Le plan média du gouvernement sur la publication du nouvel arrêté relatif aux tarifs d'achat de l'électricité photovoltaïque fait grincer des dents. Dans un communiqué de presse qui a précédé la diffusion de l'arrêté, le gouvernement tire en effet à boulets rouges sur les professionnels de la filière photovoltaïque en des termes durs, évoquant des comportements spéculatifs inacceptables et des interventions particulièrement condamnables. Arnaud Mine, président du bureau SOLER, émanation du Syndicat des Energies Renouvelables (SER) a tenu à réagir face à ce procès d'intention, à charge, menée par le pouvoir : « Dans un premier temps, et en tant que président du bureau SOLER, je tiens à dire que nous ne sommes en rien une profession d'escrocs ou de margoulins. Le gouvernement évoque la filière photovoltaïque en des termes durs et injuste. Nous sommes victime d'une instrumentalisation pour servir les besoins de l'administration qui a fait preuve d'un attentisme malheureux et qui, sur le coup, manque cruellement d'élégance ».
Des boucs émissaires
C'est bien connu, la meilleure défense, c'est l'attaque. Les cabinets des ministères ont failli sur ce dossier complexe des tarifs d'achats de l'électricité photovoltaïque dont le nouvel arrêté devait, rappelons-le, sortir dès le mois de juin avant d'être reporté sine die aux calendes grecques. « Si le gouvernement avait fait confiance à la profession pour dialoguer et avancer ensemble, on n'en serait pas là. Il y a eu des crispations. Sur ce problème complexe, ils se sont retrouvés seuls au milieu de voix discordantes, entre lobbies agricoles sur fond de crise et autres opérateurs opportunistes qui n'en demandaient pas tant. Voilà le résultat » poursuit Arnaud Mine. Dans la profession, certains sont révoltés et vivent mal le fait de passer pour des boucs émissaires. Car telle est la communication du gouvernement sur le sujet. La filière photovoltaïque aurait spéculé sur le dos du consommateur d'électricité, lui rognant sans état d'âme son pouvoir d'achat.

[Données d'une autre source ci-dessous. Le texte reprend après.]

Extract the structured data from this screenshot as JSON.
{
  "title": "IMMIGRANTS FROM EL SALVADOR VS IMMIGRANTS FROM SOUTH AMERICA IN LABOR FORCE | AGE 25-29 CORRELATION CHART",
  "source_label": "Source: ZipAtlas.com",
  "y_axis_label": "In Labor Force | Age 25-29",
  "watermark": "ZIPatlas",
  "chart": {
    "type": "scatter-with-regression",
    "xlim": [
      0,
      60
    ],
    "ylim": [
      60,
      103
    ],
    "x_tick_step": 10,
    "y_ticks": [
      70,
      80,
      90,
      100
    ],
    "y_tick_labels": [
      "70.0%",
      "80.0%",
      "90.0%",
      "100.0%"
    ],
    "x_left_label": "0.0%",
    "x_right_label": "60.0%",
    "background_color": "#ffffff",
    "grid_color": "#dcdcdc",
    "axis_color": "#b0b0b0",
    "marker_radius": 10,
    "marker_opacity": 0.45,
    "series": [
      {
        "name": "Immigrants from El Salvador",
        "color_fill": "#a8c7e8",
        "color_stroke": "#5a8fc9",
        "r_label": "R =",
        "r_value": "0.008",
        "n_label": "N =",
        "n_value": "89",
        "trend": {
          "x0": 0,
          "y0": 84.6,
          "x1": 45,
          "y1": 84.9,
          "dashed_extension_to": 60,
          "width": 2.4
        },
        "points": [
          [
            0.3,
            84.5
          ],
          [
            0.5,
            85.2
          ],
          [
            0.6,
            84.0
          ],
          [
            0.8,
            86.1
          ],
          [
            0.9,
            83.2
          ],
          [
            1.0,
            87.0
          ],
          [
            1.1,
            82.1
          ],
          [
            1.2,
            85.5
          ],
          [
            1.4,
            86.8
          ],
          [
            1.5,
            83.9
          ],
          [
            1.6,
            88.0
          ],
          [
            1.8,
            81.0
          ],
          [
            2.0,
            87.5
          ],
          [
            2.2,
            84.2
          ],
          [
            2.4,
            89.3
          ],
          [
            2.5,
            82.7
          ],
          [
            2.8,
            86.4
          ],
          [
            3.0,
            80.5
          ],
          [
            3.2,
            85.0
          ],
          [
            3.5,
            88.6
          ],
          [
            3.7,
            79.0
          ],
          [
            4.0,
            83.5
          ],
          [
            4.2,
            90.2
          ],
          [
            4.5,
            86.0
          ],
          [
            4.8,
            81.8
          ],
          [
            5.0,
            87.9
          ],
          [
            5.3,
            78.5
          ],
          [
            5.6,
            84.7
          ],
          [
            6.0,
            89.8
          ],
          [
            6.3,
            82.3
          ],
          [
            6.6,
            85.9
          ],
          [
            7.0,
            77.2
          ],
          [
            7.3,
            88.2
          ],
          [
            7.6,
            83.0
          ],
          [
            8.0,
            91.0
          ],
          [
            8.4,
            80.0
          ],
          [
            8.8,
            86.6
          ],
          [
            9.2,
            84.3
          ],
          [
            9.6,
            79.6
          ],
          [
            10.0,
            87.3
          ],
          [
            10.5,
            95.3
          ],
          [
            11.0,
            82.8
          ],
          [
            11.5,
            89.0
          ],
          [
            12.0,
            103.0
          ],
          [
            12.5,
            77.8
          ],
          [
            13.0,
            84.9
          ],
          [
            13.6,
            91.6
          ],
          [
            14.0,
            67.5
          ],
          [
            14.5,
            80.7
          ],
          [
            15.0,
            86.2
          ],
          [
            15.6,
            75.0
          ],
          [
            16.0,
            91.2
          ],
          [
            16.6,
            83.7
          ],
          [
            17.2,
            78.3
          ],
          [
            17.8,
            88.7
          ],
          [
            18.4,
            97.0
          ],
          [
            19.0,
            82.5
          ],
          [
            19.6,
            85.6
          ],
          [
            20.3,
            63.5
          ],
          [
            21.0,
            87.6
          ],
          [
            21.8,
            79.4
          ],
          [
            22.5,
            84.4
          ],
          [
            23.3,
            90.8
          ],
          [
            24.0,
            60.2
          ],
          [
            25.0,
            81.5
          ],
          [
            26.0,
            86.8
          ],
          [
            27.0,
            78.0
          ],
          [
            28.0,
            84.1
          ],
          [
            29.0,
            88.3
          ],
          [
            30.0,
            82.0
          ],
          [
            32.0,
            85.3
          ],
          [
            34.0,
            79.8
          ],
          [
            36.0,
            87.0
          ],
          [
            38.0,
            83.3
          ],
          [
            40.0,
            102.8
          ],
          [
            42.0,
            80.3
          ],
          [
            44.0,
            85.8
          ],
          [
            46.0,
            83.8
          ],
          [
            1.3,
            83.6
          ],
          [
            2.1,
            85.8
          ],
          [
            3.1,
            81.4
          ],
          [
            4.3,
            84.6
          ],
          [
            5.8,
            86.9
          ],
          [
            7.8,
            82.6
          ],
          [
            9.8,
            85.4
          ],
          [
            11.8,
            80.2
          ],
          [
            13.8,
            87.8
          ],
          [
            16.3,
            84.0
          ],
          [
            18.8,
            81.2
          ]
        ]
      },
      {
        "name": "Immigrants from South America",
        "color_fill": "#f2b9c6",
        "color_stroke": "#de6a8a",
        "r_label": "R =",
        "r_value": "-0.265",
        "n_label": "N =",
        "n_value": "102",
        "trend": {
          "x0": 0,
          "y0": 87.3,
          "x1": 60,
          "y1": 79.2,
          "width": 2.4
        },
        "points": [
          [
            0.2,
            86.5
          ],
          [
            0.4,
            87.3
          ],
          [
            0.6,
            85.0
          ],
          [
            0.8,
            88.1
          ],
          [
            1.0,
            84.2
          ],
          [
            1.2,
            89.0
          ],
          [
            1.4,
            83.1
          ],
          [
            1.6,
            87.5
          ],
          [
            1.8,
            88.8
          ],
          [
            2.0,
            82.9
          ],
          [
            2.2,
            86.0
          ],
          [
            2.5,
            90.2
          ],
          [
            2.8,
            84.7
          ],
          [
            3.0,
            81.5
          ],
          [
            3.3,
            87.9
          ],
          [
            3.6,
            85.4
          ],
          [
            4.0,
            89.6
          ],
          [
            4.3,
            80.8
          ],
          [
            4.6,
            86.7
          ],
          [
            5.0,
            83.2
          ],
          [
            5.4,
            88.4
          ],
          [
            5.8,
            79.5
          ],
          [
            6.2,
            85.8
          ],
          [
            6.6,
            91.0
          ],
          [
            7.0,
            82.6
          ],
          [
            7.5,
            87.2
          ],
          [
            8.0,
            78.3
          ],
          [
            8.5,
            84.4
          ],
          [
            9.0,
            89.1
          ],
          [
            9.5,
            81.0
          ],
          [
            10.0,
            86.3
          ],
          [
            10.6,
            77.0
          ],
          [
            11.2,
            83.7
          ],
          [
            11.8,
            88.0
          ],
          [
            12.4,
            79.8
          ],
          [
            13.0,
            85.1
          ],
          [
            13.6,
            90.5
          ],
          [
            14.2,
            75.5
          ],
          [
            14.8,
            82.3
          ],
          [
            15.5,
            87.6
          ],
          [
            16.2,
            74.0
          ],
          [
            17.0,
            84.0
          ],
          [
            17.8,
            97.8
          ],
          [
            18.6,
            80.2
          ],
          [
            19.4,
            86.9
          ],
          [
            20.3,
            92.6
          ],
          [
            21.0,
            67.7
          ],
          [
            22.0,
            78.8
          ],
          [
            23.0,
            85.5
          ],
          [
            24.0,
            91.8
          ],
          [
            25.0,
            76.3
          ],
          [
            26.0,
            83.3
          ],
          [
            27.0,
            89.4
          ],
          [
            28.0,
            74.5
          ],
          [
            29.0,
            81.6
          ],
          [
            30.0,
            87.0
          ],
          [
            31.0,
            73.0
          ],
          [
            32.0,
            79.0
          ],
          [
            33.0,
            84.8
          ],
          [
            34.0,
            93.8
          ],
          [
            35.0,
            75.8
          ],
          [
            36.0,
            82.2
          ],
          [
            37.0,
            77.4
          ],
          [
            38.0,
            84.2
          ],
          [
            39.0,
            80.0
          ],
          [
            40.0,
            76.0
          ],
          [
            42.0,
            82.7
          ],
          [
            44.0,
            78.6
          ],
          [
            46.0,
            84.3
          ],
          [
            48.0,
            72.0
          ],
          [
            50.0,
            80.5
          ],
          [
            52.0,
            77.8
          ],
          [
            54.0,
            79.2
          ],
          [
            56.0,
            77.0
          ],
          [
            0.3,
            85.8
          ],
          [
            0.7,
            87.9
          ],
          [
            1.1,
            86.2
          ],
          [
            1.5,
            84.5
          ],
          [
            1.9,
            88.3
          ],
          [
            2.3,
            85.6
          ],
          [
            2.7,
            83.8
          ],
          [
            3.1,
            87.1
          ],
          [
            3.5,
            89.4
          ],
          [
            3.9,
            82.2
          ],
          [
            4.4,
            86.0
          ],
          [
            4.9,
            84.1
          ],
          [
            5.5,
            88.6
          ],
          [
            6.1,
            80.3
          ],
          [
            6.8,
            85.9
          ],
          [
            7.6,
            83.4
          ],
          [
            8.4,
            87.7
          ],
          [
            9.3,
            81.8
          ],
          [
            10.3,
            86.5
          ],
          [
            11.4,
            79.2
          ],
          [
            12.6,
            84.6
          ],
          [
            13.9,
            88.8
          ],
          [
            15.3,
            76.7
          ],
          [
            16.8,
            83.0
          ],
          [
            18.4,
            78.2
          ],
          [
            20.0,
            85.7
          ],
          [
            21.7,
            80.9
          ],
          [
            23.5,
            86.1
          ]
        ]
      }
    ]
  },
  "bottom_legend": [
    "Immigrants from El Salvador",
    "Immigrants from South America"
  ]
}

Infaillible et ingrat.
Alors personne n'est dupe. C'est vrai, des offres déviantes émanant d'un afflux d'opportunistes peu scrupuleux, sont sorties du chapeau en cette fin d'année 2009. Histoire de s'assurer le fameux sésame tarifaire. De nouvelles entreprises auraient ainsi poussé comme des champignons pour arroser EDF Obligations d'Achat de demandes de contrat d'achat à grands coups de dossiers concernant notamment des hangars agricoles virtuels photovoltaïques de 249 kWc de puissance. Une explosion irraisonnée de la demande !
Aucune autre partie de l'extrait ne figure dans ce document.